Optimized systems of multi-layer perceptron predictive model for estimating pile-bearing capacity

Abstract

The primary goal of this research is to leverage the advancements in machine learning techniques to forecast the bearing capacity of piles effectively. Accurately predicting load-bearing capability is an indispensable aspect in the field of substructure engineering. It is worth noting that determining load-bearing capability via in-place burden tests is a resource-intensive and labor-intensive process. This study presents a pragmatic soft computing methodology to tackle the aforementioned challenge, employing a multi-layer perceptron (MLP) for the estimation of load-bearing capacity. The dataset employed in this research encompasses a multitude of field-based pile load tests, with a meticulous selection of the most impactful factors influencing pile-bearing capacity as input variables. For a comprehensive comparative analysis, genetic algorithm-based optimizers (Crystal Structure Algorithm (CSA) and Fox Optimization (FOX)) were incorporated with MLP, leading to the development of hybrid models referred to as MLFO and MLSC, both structured with three layers.

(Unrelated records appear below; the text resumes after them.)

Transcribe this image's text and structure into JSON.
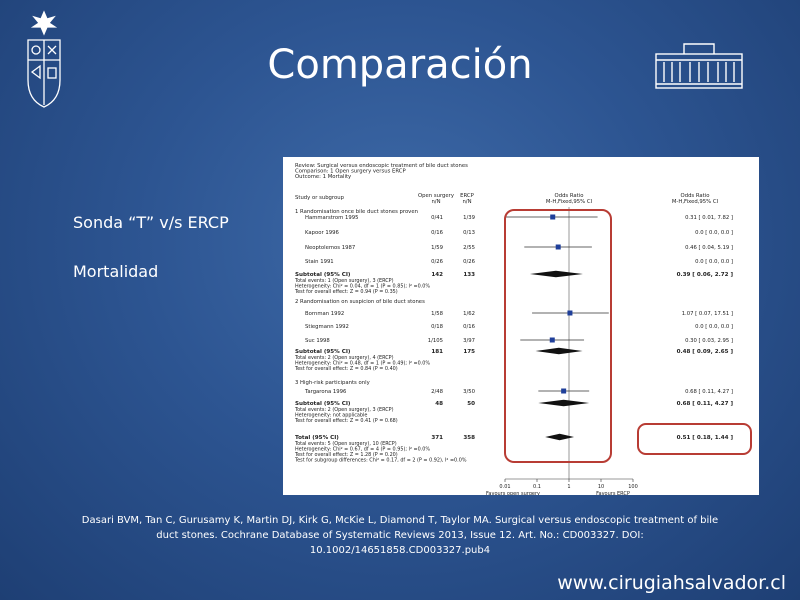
{
  "slide": {
    "title": "Comparación",
    "bullets": [
      "Sonda “T” v/s ERCP",
      "Mortalidad"
    ],
    "citation_lines": [
      "Dasari BVM, Tan C, Gurusamy K, Martin DJ, Kirk G, McKie L, Diamond T, Taylor MA. Surgical versus endoscopic treatment of bile",
      "duct stones. Cochrane Database of Systematic Reviews 2013, Issue 12. Art. No.: CD003327. DOI:",
      "10.1002/14651858.CD003327.pub4"
    ],
    "website": "www.cirugiahsalvador.cl",
    "highlight_color": "#b83c34",
    "marker_color": "#1f3f9a"
  },
  "forest": {
    "header_lines": [
      "Review: Surgical versus endoscopic treatment of bile duct stones",
      "Comparison: 1 Open surgery versus ERCP",
      "Outcome: 1 Mortality"
    ],
    "col_study": "Study or subgroup",
    "col_open": "Open surgery",
    "col_ercp": "ERCP",
    "col_nn": "n/N",
    "col_or": "Odds Ratio",
    "col_method": "M-H,Fixed,95% CI",
    "axis_ticks": [
      "0.01",
      "0.1",
      "1",
      "10",
      "100"
    ],
    "axis_left": "Favours open surgery",
    "axis_right": "Favours ERCP",
    "groups": [
      {
        "title": "1 Randomisation once bile duct stones proven",
        "studies": [
          {
            "name": "Hammarstrom 1995",
            "open": "0/41",
            "ercp": "1/39",
            "or_text": "0.31 [ 0.01, 7.82 ]",
            "or": 0.31,
            "lo": 0.01,
            "hi": 7.82
          },
          {
            "name": "Kapoor 1996",
            "open": "0/16",
            "ercp": "0/13",
            "or_text": "0.0 [ 0.0, 0.0 ]"
          },
          {
            "name": "Neoptolemos 1987",
            "open": "1/59",
            "ercp": "2/55",
            "or_text": "0.46 [ 0.04, 5.19 ]",
            "or": 0.46,
            "lo": 0.04,
            "hi": 5.19
          },
          {
            "name": "Stain 1991",
            "open": "0/26",
            "ercp": "0/26",
            "or_text": "0.0 [ 0.0, 0.0 ]"
          }
        ],
        "subtotal": {
          "label": "Subtotal (95% CI)",
          "open": "142",
          "ercp": "133",
          "or_text": "0.39 [ 0.06, 2.72 ]",
          "or": 0.39,
          "lo": 0.06,
          "hi": 2.72
        },
        "notes": [
          "Total events: 1 (Open surgery), 3 (ERCP)",
          "Heterogeneity: Chi² = 0.04, df = 1 (P = 0.85); I² =0.0%",
          "Test for overall effect: Z = 0.94 (P = 0.35)"
        ]
      },
      {
        "title": "2 Randomisation on suspicion of bile duct stones",
        "studies": [
          {
            "name": "Bornman 1992",
            "open": "1/58",
            "ercp": "1/62",
            "or_text": "1.07 [ 0.07, 17.51 ]",
            "or": 1.07,
            "lo": 0.07,
            "hi": 17.51
          },
          {
            "name": "Stiegmann 1992",
            "open": "0/18",
            "ercp": "0/16",
            "or_text": "0.0 [ 0.0, 0.0 ]"
          },
          {
            "name": "Suc 1998",
            "open": "1/105",
            "ercp": "3/97",
            "or_text": "0.30 [ 0.03, 2.95 ]",
            "or": 0.3,
            "lo": 0.03,
            "hi": 2.95
          }
        ],
        "subtotal": {
          "label": "Subtotal (95% CI)",
          "open": "181",
          "ercp": "175",
          "or_text": "0.48 [ 0.09, 2.65 ]",
          "or": 0.48,
          "lo": 0.09,
          "hi": 2.65
        },
        "notes": [
          "Total events: 2 (Open surgery), 4 (ERCP)",
          "Heterogeneity: Chi² = 0.48, df = 1 (P = 0.49); I² =0.0%",
          "Test for overall effect: Z = 0.84 (P = 0.40)"
        ]
      },
      {
        "title": "3 High-risk participants only",
        "studies": [
          {
            "name": "Targarona 1996",
            "open": "2/48",
            "ercp": "3/50",
            "or_text": "0.68 [ 0.11, 4.27 ]",
            "or": 0.68,
            "lo": 0.11,
            "hi": 4.27
          }
        ],
        "subtotal": {
          "label": "Subtotal (95% CI)",
          "open": "48",
          "ercp": "50",
          "or_text": "0.68 [ 0.11, 4.27 ]",
          "or": 0.68,
          "lo": 0.11,
          "hi": 4.27
        },
        "notes": [
          "Total events: 2 (Open surgery), 3 (ERCP)",
          "Heterogeneity: not applicable",
          "Test for overall effect: Z = 0.41 (P = 0.68)"
        ]
      }
    ],
    "total": {
      "label": "Total (95% CI)",
      "open": "371",
      "ercp": "358",
      "or_text": "0.51 [ 0.18, 1.44 ]",
      "or": 0.51,
      "lo": 0.18,
      "hi": 1.44
    },
    "total_notes": [
      "Total events: 5 (Open surgery), 10 (ERCP)",
      "Heterogeneity: Chi² = 0.67, df = 4 (P = 0.95); I² =0.0%",
      "Test for overall effect: Z = 1.28 (P = 0.20)",
      "Test for subgroup differences: Chi² = 0.17, df = 2 (P = 0.92), I² =0.0%"
    ]
  }
}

The performance of these models was rigorously evaluated using five key performance indices. The findings indicated a consistent superiority of MLFO over MLSC across all three layers. Remarkably, MLFO exhibited exceptional performance in the second layer (MLFO (2)), boasting an impressive R2 value of 0.992, an RMSE of 33.470, and a minimal SI value of 0.031. On the other hand, MLCS (1) registered the lowest accuracy in predicting the process with the least R2 value related to the validation phase of the model with 0.953. Taken together, these results affirm that the optimized MLP model stands as a valuable and practical tool for accurately estimating pile-bearing capacity in civil engineering applications.